Comemoramos quando uma mulher foi eleita ao cargo máximo de nosso país. Ainda mais porque, como boa parcela da sociedade, levantamos nossa voz contra o aviltamento do Estado laico, ao termos um uso perverso da religião nas campanhas eleitorais de 2010 para desqualificar uma mulher competente e com compromisso com a dignidade humana. Antes ainda, levantamos nossa voz a favor do III PNDH, seguras de que deveria ser um instrumento de aprofundamento do respeito aos direitos humanos em nosso país. Agora não temos o que comemorar, senhora Presidenta! Parece que o medo está, de novo, vencendo a verdade. E a dignidade.

Infelizmente, temos de – mais uma vez! – vir a público exigir que os princípios do Estado laico sejam cumpridos. Como a senhora bem sabe, a laicidade é essencial à democracia e não se dá pela simples imposição da vontade da maioria, pois isso resulta em desrespeito aos direitos humanos das minorias, sejam elas religiosas, étnico-raciais, de gênero ou orientação sexual. Não existe democracia se não forem respeitados os direitos humanos de todas as pessoas.  Impor a crença religiosa de uma parcela da população ao conjunto da sociedade coloca em risco a própria democracia, já que os direitos humanos de diversos segmentos sociais estão sendo violados.  Portanto, senhora Presidenta, não seja conivente! Não permita que alguns setores da sociedade façam do Estado laico um conceito vazio, um ideal abstrato.

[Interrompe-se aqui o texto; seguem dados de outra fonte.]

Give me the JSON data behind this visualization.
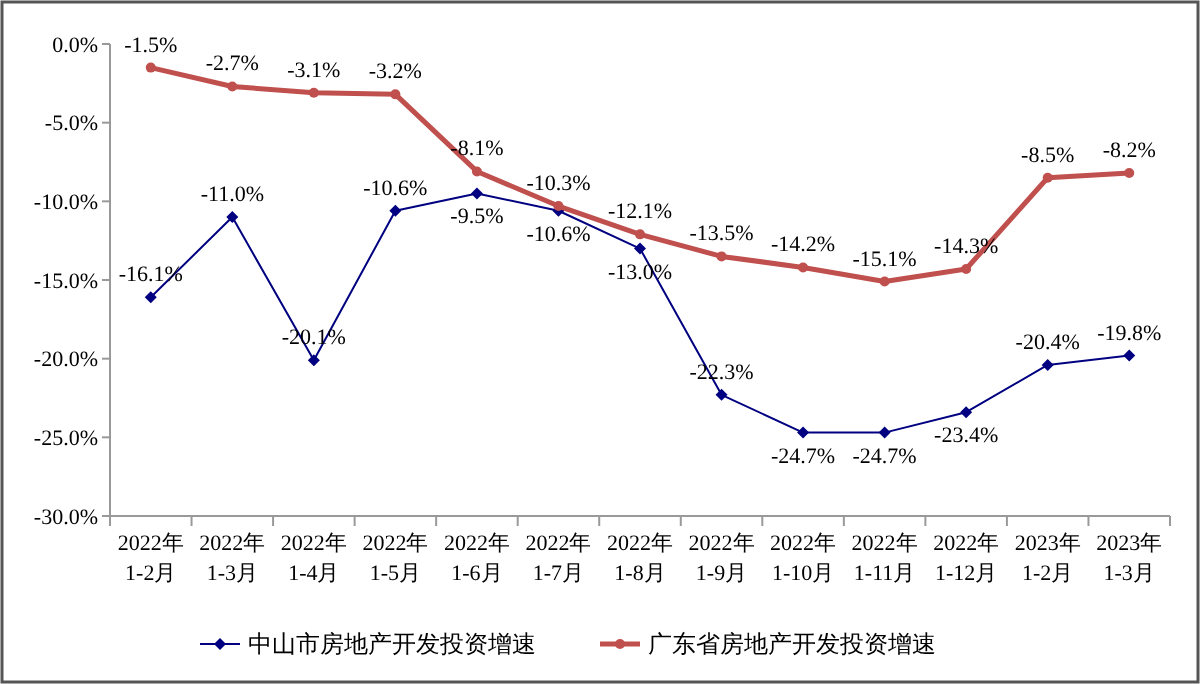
{
  "chart_data": {
    "type": "line",
    "categories": [
      "2022年\n1-2月",
      "2022年\n1-3月",
      "2022年\n1-4月",
      "2022年\n1-5月",
      "2022年\n1-6月",
      "2022年\n1-7月",
      "2022年\n1-8月",
      "2022年\n1-9月",
      "2022年\n1-10月",
      "2022年\n1-11月",
      "2022年\n1-12月",
      "2023年\n1-2月",
      "2023年\n1-3月"
    ],
    "series": [
      {
        "name": "中山市房地产开发投资增速",
        "color": "#000080",
        "marker": "diamond",
        "values": [
          -16.1,
          -11.0,
          -20.1,
          -10.6,
          -9.5,
          -10.6,
          -13.0,
          -22.3,
          -24.7,
          -24.7,
          -23.4,
          -20.4,
          -19.8
        ],
        "value_labels": [
          "-16.1%",
          "-11.0%",
          "-20.1%",
          "-10.6%",
          "-9.5%",
          "-10.6%",
          "-13.0%",
          "-22.3%",
          "-24.7%",
          "-24.7%",
          "-23.4%",
          "-20.4%",
          "-19.8%"
        ]
      },
      {
        "name": "广东省房地产开发投资增速",
        "color": "#c0504d",
        "marker": "circle",
        "values": [
          -1.5,
          -2.7,
          -3.1,
          -3.2,
          -8.1,
          -10.3,
          -12.1,
          -13.5,
          -14.2,
          -15.1,
          -14.3,
          -8.5,
          -8.2
        ],
        "value_labels": [
          "-1.5%",
          "-2.7%",
          "-3.1%",
          "-3.2%",
          "-8.1%",
          "-10.3%",
          "-12.1%",
          "-13.5%",
          "-14.2%",
          "-15.1%",
          "-14.3%",
          "-8.5%",
          "-8.2%"
        ]
      }
    ],
    "ylim": [
      -30,
      0
    ],
    "yticks": [
      {
        "value": 0,
        "label": "0.0%"
      },
      {
        "value": -5,
        "label": "-5.0%"
      },
      {
        "value": -10,
        "label": "-10.0%"
      },
      {
        "value": -15,
        "label": "-15.0%"
      },
      {
        "value": -20,
        "label": "-20.0%"
      },
      {
        "value": -25,
        "label": "-25.0%"
      },
      {
        "value": -30,
        "label": "-30.0%"
      }
    ],
    "grid": false,
    "legend": "bottom"
  }
}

Como Católicas pelo Direito de Decidir, repudiamos o uso das religiões neste contexto de manipulação política e afirmamos nosso compromisso com a laicidade do Estado, com a dignidade humana e nosso apoio ao uso do kit educativo pelo fim da homofobia nas escolas brasileiras.

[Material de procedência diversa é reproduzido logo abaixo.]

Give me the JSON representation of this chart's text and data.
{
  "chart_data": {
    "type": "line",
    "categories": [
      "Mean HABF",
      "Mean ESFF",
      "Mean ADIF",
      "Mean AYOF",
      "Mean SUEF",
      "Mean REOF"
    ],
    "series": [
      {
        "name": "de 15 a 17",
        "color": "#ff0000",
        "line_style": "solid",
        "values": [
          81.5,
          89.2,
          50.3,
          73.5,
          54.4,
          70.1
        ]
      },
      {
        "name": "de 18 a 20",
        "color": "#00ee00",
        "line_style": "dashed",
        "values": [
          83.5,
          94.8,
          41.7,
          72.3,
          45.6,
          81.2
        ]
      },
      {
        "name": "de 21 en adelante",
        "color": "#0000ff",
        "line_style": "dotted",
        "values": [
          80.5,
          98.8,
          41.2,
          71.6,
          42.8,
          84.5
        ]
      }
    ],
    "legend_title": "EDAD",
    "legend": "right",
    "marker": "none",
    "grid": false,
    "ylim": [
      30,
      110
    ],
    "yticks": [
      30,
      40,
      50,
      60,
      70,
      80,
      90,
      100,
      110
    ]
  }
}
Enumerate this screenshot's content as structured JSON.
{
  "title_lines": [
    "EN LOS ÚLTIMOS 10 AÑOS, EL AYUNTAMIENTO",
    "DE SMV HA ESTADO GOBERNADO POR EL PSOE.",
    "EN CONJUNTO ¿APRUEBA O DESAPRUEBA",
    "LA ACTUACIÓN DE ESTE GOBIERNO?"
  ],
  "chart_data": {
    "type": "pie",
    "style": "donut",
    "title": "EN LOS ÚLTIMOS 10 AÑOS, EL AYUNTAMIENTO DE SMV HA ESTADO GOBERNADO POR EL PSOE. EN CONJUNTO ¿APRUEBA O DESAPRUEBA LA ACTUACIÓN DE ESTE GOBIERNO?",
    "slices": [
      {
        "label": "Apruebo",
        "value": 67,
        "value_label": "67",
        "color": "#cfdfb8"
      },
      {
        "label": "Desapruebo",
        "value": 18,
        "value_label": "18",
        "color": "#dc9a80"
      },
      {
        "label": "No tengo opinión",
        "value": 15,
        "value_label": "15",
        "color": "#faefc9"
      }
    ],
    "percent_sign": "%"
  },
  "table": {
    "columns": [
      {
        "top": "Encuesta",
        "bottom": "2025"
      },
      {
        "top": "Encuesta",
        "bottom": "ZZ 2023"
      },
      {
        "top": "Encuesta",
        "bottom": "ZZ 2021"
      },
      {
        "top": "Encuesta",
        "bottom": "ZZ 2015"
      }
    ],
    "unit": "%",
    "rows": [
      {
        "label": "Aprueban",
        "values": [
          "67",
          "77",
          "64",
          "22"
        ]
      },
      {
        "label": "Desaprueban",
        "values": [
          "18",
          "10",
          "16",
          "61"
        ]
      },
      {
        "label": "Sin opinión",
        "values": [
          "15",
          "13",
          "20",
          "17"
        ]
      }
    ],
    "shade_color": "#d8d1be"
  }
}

CATÓLICAS PELO DIREITO DE DECIDIR

SedeDeQuê

Contato: cddbr@uol.com.br

3 comentários

  1. Enquanto política andar de mãos dadas com corrupção, o Brasil não terá governabilidade. Enquanto o Palácio do Planalto viver debaixo da artilharia do fogo amigo, o governo vai ter de negociar com a base aliada. Isso porque eles são aliados.
    Palocci vendeu o governo com essa história de consultoria. No bolão da frigideira, a aposta que vai pagar menos dá um mês de sobrevivência para o super ministro. Se ele cair, Lula terá de voltar para Brasília. O governo Dilma não se sustentará sozinho. É o que dizem os amigos, dirá os inimigos!

  2. Falta de vergonha desse governo fazer um kit desse, desde quando crianças como colocam nas fotos se beijando, sabem que isso significa ser gay, não sabem nada de escolas, de crianças, e querem penetrar com suas ideologias, sou professora e na minha sala mando eu!

    1. Vc não tem com o que se preocupar. O KIT foi abortado, e ao que parece a campanha de esclarecimento para o combate ao preconceito tbm. O que é uma pena, pois é necessária, e, ao meu ver, deve ser ampla geral e irrestrita, não apenas para alunos.